Hanover votes down Article 7 and votes to maintain voting structure

by Abigail Mihaly | 5/17/18 2:25am

On May 8, Hanover residents voted down Article 7 of the annual town election ballot, which would have altered their involvement in the town’s budget process.

Article 7 decided whether Hanover should adopt SB 2, a New Hampshire state bill which changes the town voting structure. Under the current rules, residents who choose to attend the meeting vote on select board elections, zoning laws and other similar articles during a daytime vote by ballot. Residents who choose to attend a separate “business meeting” that evening vote on the select board’s proposed budget with a voice vote. Under SB 2 rules, Hanover’s budget measures would have been added to the daytime ballot, and a separate deliberative session prior to the town meeting day vote would have replaced the current business meeting. The deliberative session would allow residents to discuss and amend the budget. Under current rules, though residents can provide input at public hearings, the select board alone can modify the budget upward or downward.

Article 7 was the only article on the agenda that failed to pass in either the ballot voting or the business meeting. One hundred and thirty-one residents voted for the passage of SB 2 while 694 voted against.

Prior to the vote, those supporting Article 7 said it would increase voter participation in budget matters.

Dartmouth government professor and Hanover resident Daryl Press, one of the residents who proposed that the town adopt SB 2, said in a previous interview with The Dartmouth that the few hundred who attend the “business meeting” under current rules should not decide the budget for the entire town. He said that the adoption of SB 2 would mean more town residents had a voice in the town’s budget.

Those in opposition to Article 7 pointed to other towns that adopted SB 2, saying that many saw low turnout at deliberative sessions. Low attendance at deliberative sessions means that small groups with strong agendas could “hijack” the budget, increasing it or decreasing it without the input of the select board or other residents who had not attended the business meeting, Griffin said in a previous interview with The Dartmouth.

Griffin said that while most articles do pass, petition warrant articles — resident-proposed articles signed by at least 25 registered voters — like Article 7 are the most likely to be voted down. Petition warrant issues often “come out of left field,” Griffin said, and often surround more controversial issues and may have had less public scrutiny. She said residents may have voted against adopting SB 2 because they did not feel they had enough information.

Griffin also noted that most residents follow planning board and select board leadership, especially with petition warrant articles. The recommendation is noted on the ballot. In this case, the select board voted to recommend that the town not adopt Article 7 during a public hearing on Apr. 2.

At the hearing, select board vice chair Athos Rassias said low town meeting participation is a problem, and addressing it is on the board’s goals and objectives, according to the select board’s public hearing minutes.

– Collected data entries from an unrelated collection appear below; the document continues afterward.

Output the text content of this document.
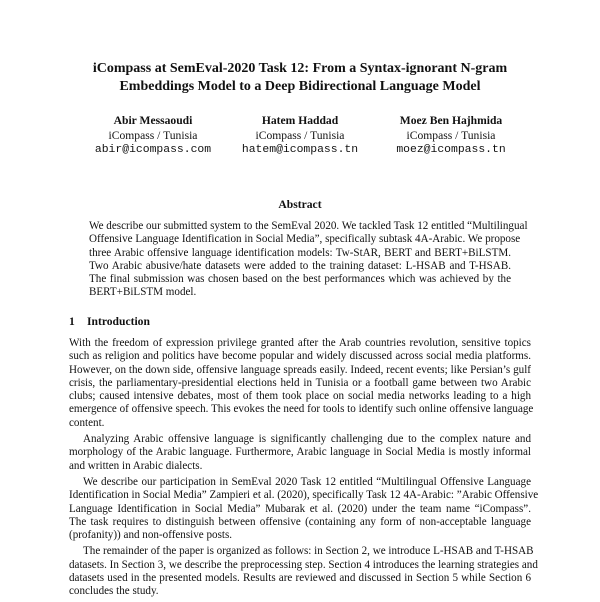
iCompass at SemEval-2020 Task 12: From a Syntax-ignorant N-gram
Embeddings Model to a Deep Bidirectional Language Model
Abir Messaoudi
iCompass / Tunisia
abir@icompass.com
Hatem Haddad
iCompass / Tunisia
hatem@icompass.tn
Moez Ben Hajhmida
iCompass / Tunisia
moez@icompass.tn
Abstract
We describe our submitted system to the SemEval 2020. We tackled Task 12 entitled “Multilingual
Offensive Language Identification in Social Media”, specifically subtask 4A-Arabic. We propose
three Arabic offensive language identification models: Tw-StAR, BERT and BERT+BiLSTM.
Two Arabic abusive/hate datasets were added to the training dataset: L-HSAB and T-HSAB.
The final submission was chosen based on the best performances which was achieved by the
BERT+BiLSTM model.
1 Introduction
With the freedom of expression privilege granted after the Arab countries revolution, sensitive topics
such as religion and politics have become popular and widely discussed across social media platforms.
However, on the down side, offensive language spreads easily. Indeed, recent events; like Persian’s gulf
crisis, the parliamentary-presidential elections held in Tunisia or a football game between two Arabic
clubs; caused intensive debates, most of them took place on social media networks leading to a high
emergence of offensive speech. This evokes the need for tools to identify such online offensive language
content.
Analyzing Arabic offensive language is significantly challenging due to the complex nature and
morphology of the Arabic language. Furthermore, Arabic language in Social Media is mostly informal
and written in Arabic dialects.
We describe our participation in SemEval 2020 Task 12 entitled “Multilingual Offensive Language
Identification in Social Media” Zampieri et al. (2020), specifically Task 12 4A-Arabic: ”Arabic Offensive
Language Identification in Social Media” Mubarak et al. (2020) under the team name “iCompass”.
The task requires to distinguish between offensive (containing any form of non-acceptable language
(profanity)) and non-offensive posts.
The remainder of the paper is organized as follows: in Section 2, we introduce L-HSAB and T-HSAB
datasets. In Section 3, we describe the preprocessing step. Section 4 introduces the learning strategies and
datasets used in the presented models. Results are reviewed and discussed in Section 5 while Section 6
concludes the study.
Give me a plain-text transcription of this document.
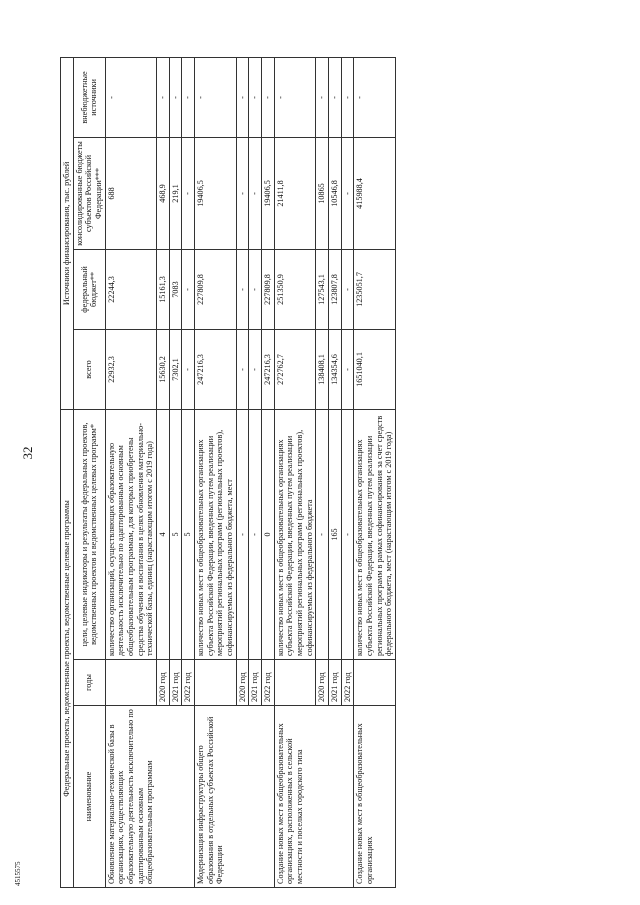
32
4515575
Федеральные проекты, ведомственные проекты, ведомственные целевые программы			Источники финансирования, тыс. рублей			
наименование	годы	цели, целевые индикаторы и результаты федеральных проектов, ведомственных проектов и ведомственных целевых программ*	всего	федеральный бюджет**	консолидированные бюджеты субъектов Российской Федерации***	внебюджетные источники
Обновление материально-технической базы в организациях, осуществляющих образовательную деятельность исключительно по адаптированным основным общеобразовательным программам		количество организаций, осуществляющих образовательную деятельность исключительно по адаптированным основным общеобразовательным программам, для которых приобретены средства обучения и воспитания в целях обновления материально-технической базы, единиц (нарастающим итогом с 2019 года)	22932,3	22244,3	688	-
	2020 год	4	15630,2	15161,3	468,9	-
	2021 год	5	7302,1	7083	219,1	-
	2022 год	5	-	-	-	-
Модернизация инфраструктуры общего образования в отдельных субъектах Российской Федерации		количество новых мест в общеобразовательных организациях субъекта Российской Федерации, введенных путем реализации мероприятий региональных программ (региональных проектов), софинансируемых из федерального бюджета, мест	247216,3	227809,8	19406,5	-
	2020 год	-	-	-	-	-
	2021 год	-	-	-	-	-
	2022 год	0	247216,3	227809,8	19406,5	-
Создание новых мест в общеобразовательных организациях, расположенных в сельской местности и поселках городского типа		количество новых мест в общеобразовательных организациях субъекта Российской Федерации, введенных путем реализации мероприятий региональных программ (региональных проектов), софинансируемых из федерального бюджета	272762,7	251350,9	21411,8	-
	2020 год	-	138408,1	127543,1	10865	-
	2021 год	165	134354,6	123807,8	10546,8	-
	2022 год	-	-	-	-	-
Создание новых мест в общеобразовательных организациях		количество новых мест в общеобразовательных организациях субъекта Российской Федерации, введенных путем реализации региональных программ в рамках софинансирования за счет средств федерального бюджета, мест (нарастающим итогом с 2019 года)	1651040,1	1235051,7	415988,4	-
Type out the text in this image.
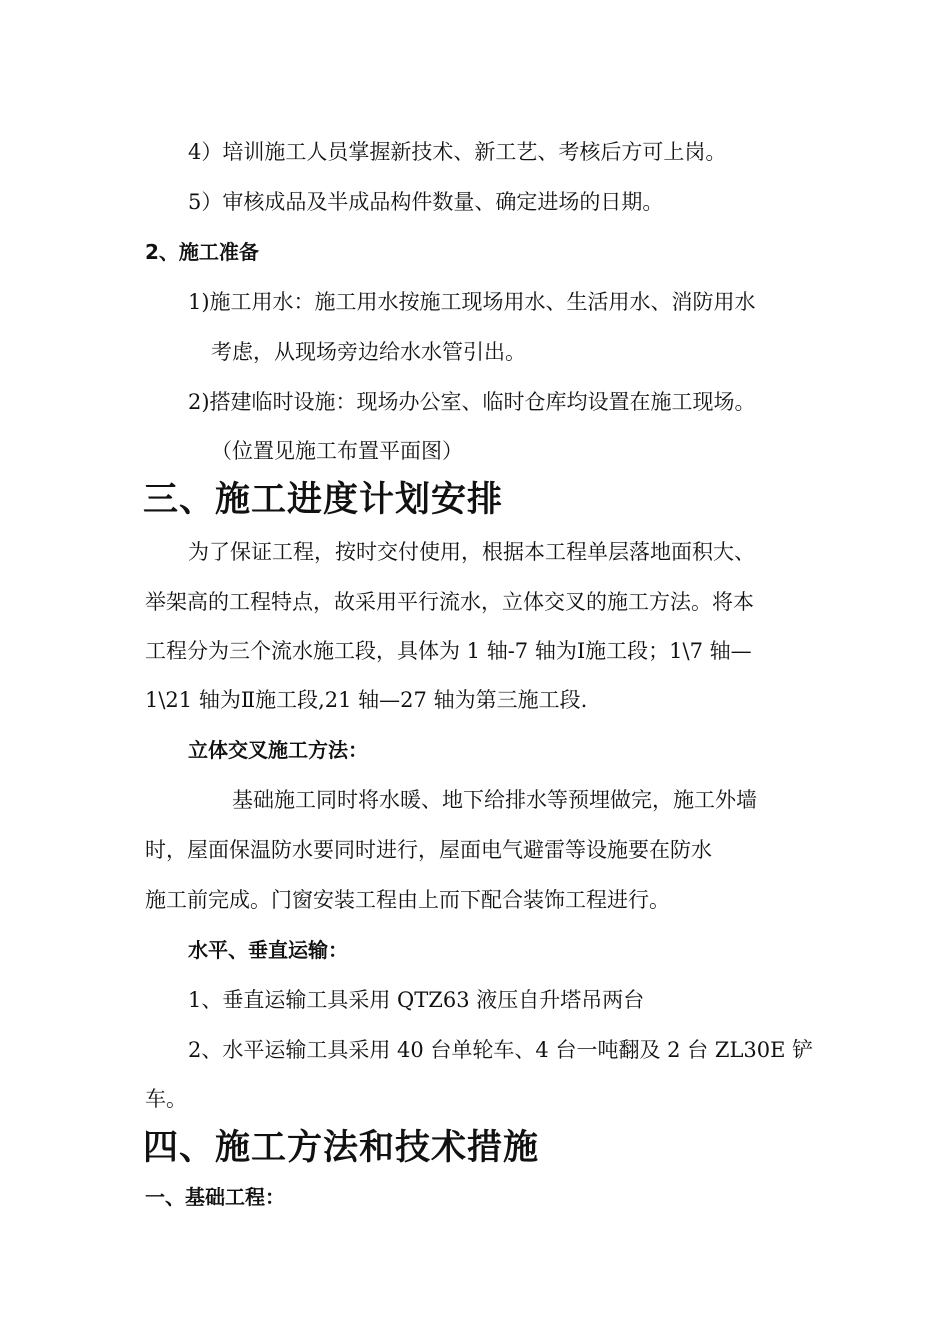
4）培训施工人员掌握新技术、新工艺、考核后方可上岗。
5）审核成品及半成品构件数量、确定进场的日期。
2、施工准备
1)施工用水：施工用水按施工现场用水、生活用水、消防用水
考虑，从现场旁边给水水管引出。
2)搭建临时设施：现场办公室、临时仓库均设置在施工现场。
（位置见施工布置平面图）
三、施工进度计划安排
为了保证工程，按时交付使用，根据本工程单层落地面积大、
举架高的工程特点，故采用平行流水，立体交叉的施工方法。将本
工程分为三个流水施工段，具体为 1 轴-7 轴为Ⅰ施工段；1\7 轴—
1\21 轴为Ⅱ施工段,21 轴—27 轴为第三施工段.
立体交叉施工方法：
基础施工同时将水暖、地下给排水等预埋做完，施工外墙
时，屋面保温防水要同时进行，屋面电气避雷等设施要在防水
施工前完成。门窗安装工程由上而下配合装饰工程进行。
水平、垂直运输：
1、垂直运输工具采用 QTZ63 液压自升塔吊两台
2、水平运输工具采用 40 台单轮车、4 台一吨翻及 2 台 ZL30E 铲
车。
四、施工方法和技术措施
一、基础工程：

However, Rassias and select board member William Geraghty raised concerns regarding limited information on the effects of the bill in other SB 2 towns, therefore recommending that the town not adopt the article.

During the rest of the town meeting day voting, residents passed an article which transfers town-owned property at 42 and 44 Lebanon Street to Twin Pines Housing Trust to replace old affordable housing units with new buildings for senior and disabled residents. Attendees also voted for the trillium to become the town’s new flower to honor its role in helping the town regulate deer populations. In total, seven articles were considered on the ballot, six of which passed. Nineteen articles passed at the business meeting.

Eight hundred and thirty-three residents voted by ballot, and 235 residents attended the business meeting, according to town of Hanover director of administrative services Betsy McClain.

Griffin called this year’s turnout “normal,” in contrast with last year’s unusually high turnout — over 3,000 voters — due to Article 9, a warrant article relating to student housing, which brought many Dartmouth students to the polls.

According to Twin Pines executive director Andrew Winter, the new buildings at the Lebanon Street “Summer Park Residences” will have 24 units. Winter said the Twin Pines Housing Trust will relocate tenants from the existing buildings into the new building. Construction will likely begin a year from now, according to Winter, as long as the Planning Board approves the Trust’s plan and New Hampshire Housing accepts the Trust’s application for federal low-income housing tax credits.

Griffin said the trillium is important to Hanover due to its role in solving the high deer population in the town center. She remarked that deer in the town are “almost like house pets,” tending to freely “mow down” vegetation in town. The trillium is an indicator of this over-browse.

The town recently obtained permission from New Hampshire Fish and Game to run a pilot program issuing additional deer tags to hunters during hunting season, beyond the current allowance for one doe and one buck each year. Trillium monitoring will help Fish and Game gauge the effectiveness of the program, and the town has received permission to issue these extra hunting permissions until the trillium population rebounds.